MARK AUSTIN THOMAS: Early this morning, shares of the Bank of China began trading on the Hong Kong Stock Exchange and quickly shot up 15 percent. This is the world's biggest offering in six years. So far the bank has raised over $9.5 billion. From Beijing, Jocelyn Ford tells us why investors have been scrambling to own a piece of it.
JOCELYN FORD: A lot of Investors see buying shares in the Bank of China as a way to get a piece of China's economic action. David Marshall is an analyst at Fitch Ratings:
DAVID MARSHALL: China's strong growth prospects means that banks should be able to increase their lending and increase their profits which, clearly they should.

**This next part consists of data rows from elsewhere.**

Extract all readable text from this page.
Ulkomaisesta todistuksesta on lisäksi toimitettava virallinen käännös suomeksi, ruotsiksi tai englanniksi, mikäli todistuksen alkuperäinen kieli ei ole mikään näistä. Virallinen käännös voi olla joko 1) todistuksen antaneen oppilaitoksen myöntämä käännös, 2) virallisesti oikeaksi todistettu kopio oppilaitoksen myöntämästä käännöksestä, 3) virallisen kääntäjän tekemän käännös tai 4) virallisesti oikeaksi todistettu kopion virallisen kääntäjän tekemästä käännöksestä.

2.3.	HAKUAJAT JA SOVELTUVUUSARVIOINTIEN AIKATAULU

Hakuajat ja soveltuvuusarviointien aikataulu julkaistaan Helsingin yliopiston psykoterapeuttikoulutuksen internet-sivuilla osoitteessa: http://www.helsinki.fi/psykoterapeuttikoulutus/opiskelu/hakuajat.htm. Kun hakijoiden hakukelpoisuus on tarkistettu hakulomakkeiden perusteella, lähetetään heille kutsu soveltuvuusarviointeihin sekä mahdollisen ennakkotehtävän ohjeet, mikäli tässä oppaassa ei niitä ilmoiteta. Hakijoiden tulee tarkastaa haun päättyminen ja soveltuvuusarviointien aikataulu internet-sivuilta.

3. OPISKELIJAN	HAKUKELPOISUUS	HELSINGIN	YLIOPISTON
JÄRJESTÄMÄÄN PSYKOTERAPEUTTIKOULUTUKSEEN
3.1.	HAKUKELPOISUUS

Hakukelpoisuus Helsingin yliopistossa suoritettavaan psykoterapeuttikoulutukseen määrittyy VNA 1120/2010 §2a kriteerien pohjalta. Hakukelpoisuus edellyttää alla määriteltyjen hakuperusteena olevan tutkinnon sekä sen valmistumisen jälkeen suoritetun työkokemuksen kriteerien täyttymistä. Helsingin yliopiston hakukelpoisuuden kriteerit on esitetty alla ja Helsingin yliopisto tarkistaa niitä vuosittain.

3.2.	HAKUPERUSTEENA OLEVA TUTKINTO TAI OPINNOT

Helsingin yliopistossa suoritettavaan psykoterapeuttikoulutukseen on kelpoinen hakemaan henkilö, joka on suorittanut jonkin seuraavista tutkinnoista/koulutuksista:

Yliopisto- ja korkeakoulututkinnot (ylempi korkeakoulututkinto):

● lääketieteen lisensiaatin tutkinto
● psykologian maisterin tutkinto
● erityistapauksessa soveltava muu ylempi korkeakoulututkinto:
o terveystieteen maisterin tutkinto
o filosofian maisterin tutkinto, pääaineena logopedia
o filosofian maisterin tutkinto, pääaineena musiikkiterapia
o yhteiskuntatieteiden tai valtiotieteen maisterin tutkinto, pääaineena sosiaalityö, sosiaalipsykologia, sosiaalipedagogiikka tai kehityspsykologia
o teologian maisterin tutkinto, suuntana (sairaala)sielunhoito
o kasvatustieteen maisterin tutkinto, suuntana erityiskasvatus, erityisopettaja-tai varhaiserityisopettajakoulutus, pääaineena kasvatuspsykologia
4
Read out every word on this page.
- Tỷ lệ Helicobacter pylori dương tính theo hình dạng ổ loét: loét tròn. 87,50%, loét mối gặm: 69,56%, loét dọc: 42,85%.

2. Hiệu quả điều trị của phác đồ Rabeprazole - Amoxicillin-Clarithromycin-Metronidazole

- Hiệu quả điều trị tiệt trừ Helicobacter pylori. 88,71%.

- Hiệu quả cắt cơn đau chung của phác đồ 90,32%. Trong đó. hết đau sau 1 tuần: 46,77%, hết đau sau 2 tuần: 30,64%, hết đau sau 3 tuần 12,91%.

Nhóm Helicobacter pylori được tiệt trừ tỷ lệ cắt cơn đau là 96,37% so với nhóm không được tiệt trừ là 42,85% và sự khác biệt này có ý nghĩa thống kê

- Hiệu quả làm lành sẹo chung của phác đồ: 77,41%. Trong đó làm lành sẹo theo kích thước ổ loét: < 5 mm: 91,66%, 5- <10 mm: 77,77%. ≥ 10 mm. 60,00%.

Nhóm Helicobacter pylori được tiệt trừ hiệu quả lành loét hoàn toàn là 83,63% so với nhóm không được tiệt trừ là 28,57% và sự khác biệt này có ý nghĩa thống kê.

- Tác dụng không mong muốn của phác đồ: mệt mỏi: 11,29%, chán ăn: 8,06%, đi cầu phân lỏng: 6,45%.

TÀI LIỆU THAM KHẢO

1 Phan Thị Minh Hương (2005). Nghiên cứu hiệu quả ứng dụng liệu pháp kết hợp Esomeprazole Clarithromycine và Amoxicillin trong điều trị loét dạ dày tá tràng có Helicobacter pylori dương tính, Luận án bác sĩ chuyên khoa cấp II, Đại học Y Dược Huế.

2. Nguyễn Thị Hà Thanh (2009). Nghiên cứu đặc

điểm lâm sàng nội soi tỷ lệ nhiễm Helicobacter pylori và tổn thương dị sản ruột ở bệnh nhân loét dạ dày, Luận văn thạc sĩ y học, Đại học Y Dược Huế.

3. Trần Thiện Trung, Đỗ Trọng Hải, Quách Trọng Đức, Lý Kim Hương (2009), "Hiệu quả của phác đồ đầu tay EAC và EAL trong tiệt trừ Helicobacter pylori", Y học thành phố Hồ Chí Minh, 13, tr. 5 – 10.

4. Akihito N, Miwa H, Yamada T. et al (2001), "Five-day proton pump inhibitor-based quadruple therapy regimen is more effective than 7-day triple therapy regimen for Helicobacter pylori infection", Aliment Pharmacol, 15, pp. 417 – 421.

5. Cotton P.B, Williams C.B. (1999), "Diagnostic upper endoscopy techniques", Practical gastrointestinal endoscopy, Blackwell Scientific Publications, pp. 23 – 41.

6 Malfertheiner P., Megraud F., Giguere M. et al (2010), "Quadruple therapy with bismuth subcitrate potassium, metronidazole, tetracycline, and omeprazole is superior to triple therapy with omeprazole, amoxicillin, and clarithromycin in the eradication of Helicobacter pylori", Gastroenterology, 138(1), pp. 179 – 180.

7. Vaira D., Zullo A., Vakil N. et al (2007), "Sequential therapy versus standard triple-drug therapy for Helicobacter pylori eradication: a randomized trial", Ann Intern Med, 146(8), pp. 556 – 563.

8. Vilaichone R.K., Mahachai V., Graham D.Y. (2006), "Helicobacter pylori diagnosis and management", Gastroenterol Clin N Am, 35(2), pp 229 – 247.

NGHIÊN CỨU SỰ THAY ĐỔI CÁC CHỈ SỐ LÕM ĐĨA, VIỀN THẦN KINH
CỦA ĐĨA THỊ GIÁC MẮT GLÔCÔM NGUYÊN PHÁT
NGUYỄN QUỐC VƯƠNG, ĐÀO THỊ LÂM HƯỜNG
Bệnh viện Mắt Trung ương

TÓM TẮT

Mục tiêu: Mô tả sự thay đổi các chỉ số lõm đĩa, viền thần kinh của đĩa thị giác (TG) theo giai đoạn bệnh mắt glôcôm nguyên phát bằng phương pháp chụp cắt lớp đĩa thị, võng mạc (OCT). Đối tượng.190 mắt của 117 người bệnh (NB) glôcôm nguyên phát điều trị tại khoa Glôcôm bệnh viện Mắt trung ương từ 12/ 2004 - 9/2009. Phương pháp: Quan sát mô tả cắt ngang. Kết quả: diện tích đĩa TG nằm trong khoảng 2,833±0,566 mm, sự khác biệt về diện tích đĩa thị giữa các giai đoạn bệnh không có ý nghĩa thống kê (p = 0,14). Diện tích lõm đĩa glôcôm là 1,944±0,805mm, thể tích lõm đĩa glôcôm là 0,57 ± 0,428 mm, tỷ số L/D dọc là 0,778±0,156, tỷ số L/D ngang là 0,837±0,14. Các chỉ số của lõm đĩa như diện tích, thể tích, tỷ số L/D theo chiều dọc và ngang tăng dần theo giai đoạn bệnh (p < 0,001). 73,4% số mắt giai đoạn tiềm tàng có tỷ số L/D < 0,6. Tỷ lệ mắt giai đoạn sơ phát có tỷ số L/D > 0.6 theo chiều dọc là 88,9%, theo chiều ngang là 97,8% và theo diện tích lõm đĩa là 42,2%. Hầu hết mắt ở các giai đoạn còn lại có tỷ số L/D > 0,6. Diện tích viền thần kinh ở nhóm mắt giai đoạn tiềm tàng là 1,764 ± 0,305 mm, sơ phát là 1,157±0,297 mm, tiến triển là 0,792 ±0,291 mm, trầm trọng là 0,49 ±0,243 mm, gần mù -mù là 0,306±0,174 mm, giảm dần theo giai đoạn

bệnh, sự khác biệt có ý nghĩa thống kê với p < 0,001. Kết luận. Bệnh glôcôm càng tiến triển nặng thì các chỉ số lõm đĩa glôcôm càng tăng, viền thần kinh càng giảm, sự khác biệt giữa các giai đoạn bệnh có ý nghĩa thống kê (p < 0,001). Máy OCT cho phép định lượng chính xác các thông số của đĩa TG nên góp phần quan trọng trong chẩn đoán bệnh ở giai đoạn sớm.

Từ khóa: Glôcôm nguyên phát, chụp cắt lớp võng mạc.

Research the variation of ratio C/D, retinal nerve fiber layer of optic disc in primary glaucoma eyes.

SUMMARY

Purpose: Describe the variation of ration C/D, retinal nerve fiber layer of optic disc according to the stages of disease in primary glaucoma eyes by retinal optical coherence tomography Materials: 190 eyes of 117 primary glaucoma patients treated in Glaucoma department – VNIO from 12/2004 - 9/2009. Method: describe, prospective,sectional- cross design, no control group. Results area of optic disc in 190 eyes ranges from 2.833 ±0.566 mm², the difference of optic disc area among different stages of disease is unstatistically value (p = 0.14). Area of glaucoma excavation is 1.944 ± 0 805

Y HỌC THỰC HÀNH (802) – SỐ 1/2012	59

But he says only if they're well-run and have good risk management. Only a decade ago the government told banks how much they could lend, and often to whom. Now banks have much more independence, but they're still learning the ropes. Bank analyst Charlene Chau says foreign investors will help push the process:
ARLENE CHAU: The government has realized that unless you have shareholders that are calling management to task for what they are doing it's really hard to enforce a new sort of banking mentality.
It's important Chinese banks get up to speed quickly on things like evaluating creditworthiness of borrowers. That's because China's promised to open the door wider to foreign banks by the end of the year.
In Beijing, I'm Jocelyn Ford for Marketplace.